Pope Francis once again shocks the world, especially the Roman Catholics, with his statements from his recent interview conducted by Eugenio Scalfari editor of La Repubblica, an Italian newspaper.

The Pope had once again made it clear that there are certain practices within the Roman Catholic Church that he seeks to change including what he calls the “Vatican-centric  view”.  This Vatican-centric view, according to him, neglects the world around us.  He does not share this view and he intends to do his best to change it. He also said that the Church should go back to being a community of God’s people, and priests, pastors and bishops who have the care of souls, are at the service of the people of God.

He said that the purpose of the mission of the Church is actually to identify the material and immaterial needs of the people and try to meet them as they can.  Agape he said is the love of each one of us for the other, from the closest to the furthest, is in fact the only way that Jesus has given us to find the way of salvation and of the Beatitudes.”

But the statement that shocked the world was, “And I believe in God, not in a Catholic God, there is no Catholic God, there is God and I believe in Jesus Christ, his incarnation. Jesus is my teacher and my pastor, but God, the Father, Abba, is the light and the Creator”.

The Pope had also commented regarding the interviewer’s statement that practicing Catholics and Christians are becoming a minority. Pope Francis said that being a minority is actually an advantage.

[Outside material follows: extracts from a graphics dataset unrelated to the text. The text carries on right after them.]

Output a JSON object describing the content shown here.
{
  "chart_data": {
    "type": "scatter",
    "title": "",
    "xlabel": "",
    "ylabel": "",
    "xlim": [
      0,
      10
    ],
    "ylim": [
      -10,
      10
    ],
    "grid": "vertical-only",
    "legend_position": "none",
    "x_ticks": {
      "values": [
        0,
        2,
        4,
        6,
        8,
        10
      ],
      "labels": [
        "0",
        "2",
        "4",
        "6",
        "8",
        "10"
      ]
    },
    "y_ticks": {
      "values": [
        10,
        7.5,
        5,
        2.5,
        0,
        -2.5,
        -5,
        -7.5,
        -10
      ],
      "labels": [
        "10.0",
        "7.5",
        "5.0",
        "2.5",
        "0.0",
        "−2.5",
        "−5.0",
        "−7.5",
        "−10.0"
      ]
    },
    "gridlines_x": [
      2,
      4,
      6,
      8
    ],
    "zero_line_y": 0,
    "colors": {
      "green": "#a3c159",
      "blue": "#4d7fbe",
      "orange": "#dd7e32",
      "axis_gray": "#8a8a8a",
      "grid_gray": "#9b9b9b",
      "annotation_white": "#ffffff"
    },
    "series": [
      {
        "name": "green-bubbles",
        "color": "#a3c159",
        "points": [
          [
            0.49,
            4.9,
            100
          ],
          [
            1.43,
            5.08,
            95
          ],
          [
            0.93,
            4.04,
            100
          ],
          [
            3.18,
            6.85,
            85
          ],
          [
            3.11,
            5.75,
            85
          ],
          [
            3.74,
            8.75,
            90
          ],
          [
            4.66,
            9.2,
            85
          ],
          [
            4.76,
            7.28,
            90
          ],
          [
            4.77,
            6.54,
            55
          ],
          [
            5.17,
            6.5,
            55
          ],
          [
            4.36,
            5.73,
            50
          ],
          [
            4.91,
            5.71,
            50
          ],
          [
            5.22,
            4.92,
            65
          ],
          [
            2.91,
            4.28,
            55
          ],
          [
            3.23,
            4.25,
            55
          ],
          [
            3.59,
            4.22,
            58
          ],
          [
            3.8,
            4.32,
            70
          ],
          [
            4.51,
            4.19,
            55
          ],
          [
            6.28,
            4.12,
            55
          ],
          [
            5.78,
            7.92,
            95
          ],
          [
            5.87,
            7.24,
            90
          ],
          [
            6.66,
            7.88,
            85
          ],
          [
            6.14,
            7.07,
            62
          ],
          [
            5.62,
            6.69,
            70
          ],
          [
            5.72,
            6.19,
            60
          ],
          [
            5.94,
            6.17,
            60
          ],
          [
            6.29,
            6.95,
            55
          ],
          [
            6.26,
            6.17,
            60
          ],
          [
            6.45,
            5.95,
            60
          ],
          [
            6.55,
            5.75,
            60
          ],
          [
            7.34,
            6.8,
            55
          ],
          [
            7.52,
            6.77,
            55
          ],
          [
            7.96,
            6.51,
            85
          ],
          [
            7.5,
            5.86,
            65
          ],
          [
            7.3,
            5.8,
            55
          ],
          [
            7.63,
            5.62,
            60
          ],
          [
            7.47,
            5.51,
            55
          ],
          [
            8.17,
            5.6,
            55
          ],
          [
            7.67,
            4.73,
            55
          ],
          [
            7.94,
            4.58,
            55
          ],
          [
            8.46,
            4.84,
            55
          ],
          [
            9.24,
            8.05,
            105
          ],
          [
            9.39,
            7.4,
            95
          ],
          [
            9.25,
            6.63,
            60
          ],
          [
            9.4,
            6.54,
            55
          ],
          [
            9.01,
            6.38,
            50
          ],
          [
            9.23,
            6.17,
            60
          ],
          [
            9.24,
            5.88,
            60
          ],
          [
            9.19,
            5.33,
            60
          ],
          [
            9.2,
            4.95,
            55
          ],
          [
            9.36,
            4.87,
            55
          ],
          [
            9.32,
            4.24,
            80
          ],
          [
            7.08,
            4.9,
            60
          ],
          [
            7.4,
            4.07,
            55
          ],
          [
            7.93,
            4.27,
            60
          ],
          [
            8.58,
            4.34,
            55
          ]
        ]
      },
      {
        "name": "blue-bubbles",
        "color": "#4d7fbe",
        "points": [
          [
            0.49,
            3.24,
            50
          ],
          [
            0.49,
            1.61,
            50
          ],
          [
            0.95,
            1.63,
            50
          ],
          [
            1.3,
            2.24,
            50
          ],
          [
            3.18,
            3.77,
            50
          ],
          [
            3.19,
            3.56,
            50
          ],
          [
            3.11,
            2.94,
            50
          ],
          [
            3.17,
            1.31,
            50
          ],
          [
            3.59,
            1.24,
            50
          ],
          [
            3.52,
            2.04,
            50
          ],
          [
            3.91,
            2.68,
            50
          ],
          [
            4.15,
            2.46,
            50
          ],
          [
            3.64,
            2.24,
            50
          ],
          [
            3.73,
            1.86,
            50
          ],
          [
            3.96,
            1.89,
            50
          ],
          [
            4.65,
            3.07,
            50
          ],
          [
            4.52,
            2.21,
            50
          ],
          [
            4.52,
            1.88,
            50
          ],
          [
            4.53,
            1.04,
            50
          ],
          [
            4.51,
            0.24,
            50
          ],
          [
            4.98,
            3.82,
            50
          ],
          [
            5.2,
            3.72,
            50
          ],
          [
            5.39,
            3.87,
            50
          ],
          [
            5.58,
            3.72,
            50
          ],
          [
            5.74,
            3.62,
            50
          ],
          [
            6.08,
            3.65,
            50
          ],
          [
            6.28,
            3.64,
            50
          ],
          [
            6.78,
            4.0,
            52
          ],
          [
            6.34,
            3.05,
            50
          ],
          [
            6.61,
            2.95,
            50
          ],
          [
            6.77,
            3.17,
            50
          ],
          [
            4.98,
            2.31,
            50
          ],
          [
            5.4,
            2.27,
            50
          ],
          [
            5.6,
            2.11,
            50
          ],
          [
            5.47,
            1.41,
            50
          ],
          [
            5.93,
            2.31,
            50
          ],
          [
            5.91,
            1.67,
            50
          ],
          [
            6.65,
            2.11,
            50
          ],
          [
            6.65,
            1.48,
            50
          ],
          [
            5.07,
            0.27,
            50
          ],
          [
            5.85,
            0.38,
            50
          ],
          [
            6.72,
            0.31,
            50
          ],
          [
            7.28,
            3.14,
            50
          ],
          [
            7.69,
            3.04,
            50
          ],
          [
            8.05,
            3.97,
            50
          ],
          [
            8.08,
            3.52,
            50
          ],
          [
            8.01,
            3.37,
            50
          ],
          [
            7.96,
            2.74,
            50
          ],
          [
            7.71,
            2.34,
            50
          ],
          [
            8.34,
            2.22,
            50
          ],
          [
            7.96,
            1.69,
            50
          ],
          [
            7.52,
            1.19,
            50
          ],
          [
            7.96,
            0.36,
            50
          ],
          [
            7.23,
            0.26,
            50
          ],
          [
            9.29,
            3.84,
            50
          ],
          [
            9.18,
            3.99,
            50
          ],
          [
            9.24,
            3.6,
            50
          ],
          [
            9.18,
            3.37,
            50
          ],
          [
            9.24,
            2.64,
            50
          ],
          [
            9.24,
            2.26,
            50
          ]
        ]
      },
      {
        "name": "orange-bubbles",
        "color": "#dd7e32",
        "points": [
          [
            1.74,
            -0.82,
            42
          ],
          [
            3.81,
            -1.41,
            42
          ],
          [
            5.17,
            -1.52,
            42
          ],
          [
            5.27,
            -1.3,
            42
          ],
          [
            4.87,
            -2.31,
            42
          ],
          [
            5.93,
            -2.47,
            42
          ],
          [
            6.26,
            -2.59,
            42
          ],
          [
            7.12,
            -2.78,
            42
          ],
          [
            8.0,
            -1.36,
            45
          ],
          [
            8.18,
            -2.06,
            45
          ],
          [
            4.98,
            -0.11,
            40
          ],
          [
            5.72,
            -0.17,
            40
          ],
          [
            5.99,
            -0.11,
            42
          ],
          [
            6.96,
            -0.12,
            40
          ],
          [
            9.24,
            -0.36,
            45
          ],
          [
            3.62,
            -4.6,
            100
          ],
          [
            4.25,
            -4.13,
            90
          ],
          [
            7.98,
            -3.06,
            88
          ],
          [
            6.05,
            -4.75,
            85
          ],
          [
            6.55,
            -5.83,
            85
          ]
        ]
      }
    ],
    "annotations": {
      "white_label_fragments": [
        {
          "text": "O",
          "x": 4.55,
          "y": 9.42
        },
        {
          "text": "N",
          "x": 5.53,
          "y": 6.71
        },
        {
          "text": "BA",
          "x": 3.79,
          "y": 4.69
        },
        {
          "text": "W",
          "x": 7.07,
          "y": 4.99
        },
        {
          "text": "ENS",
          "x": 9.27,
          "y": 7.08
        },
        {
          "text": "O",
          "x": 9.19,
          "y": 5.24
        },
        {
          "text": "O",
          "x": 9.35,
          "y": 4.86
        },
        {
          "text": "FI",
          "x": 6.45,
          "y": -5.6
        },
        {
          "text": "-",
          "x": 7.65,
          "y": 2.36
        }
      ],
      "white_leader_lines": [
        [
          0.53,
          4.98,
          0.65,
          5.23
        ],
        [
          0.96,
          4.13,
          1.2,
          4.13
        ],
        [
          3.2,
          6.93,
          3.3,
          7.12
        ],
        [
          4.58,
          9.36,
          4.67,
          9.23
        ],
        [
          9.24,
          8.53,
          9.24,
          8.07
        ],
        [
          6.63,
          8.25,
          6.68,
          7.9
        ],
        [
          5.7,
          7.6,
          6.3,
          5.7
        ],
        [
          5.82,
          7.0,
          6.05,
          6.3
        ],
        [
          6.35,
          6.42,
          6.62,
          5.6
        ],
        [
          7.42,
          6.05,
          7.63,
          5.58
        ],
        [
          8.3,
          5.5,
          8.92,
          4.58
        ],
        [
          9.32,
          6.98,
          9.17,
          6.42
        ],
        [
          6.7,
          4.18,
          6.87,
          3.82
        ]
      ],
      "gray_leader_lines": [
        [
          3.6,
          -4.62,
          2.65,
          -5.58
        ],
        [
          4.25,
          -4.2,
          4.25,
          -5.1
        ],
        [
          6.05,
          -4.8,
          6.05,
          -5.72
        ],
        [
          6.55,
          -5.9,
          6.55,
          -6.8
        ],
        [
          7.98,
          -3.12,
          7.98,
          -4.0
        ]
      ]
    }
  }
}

We have to be a leavening of life and love and the leavening is infinitely smaller than the mass of fruits, flowers and trees that are born out of it. I believe I have already said that our goal is not to proselytize but to listen to needs, desires and disappointments, despair, hope. We must restore hope to young people, help the old, be open to the future, spread love. Be poor among the poor. We need to include the excluded and preach peace. Vatican II, inspired by Pope Paul VI and John, decided to look to the future with a modern spirit and to be open to modern culture. The Council Fathers knew that being open to modern culture meant religious ecumenism and dialogue with non-believers. But afterwards very little was done in that direction. I have the humility and ambition to want to do something”

Ever since he was inaugurated into Papacy last March 19, 2013, Pope Francis had proven that he has different views with regards to sensitive issues such us atheism and homosexuality.  His more liberal and lenient takes on these subject matters were evident in his previously conducted interviews.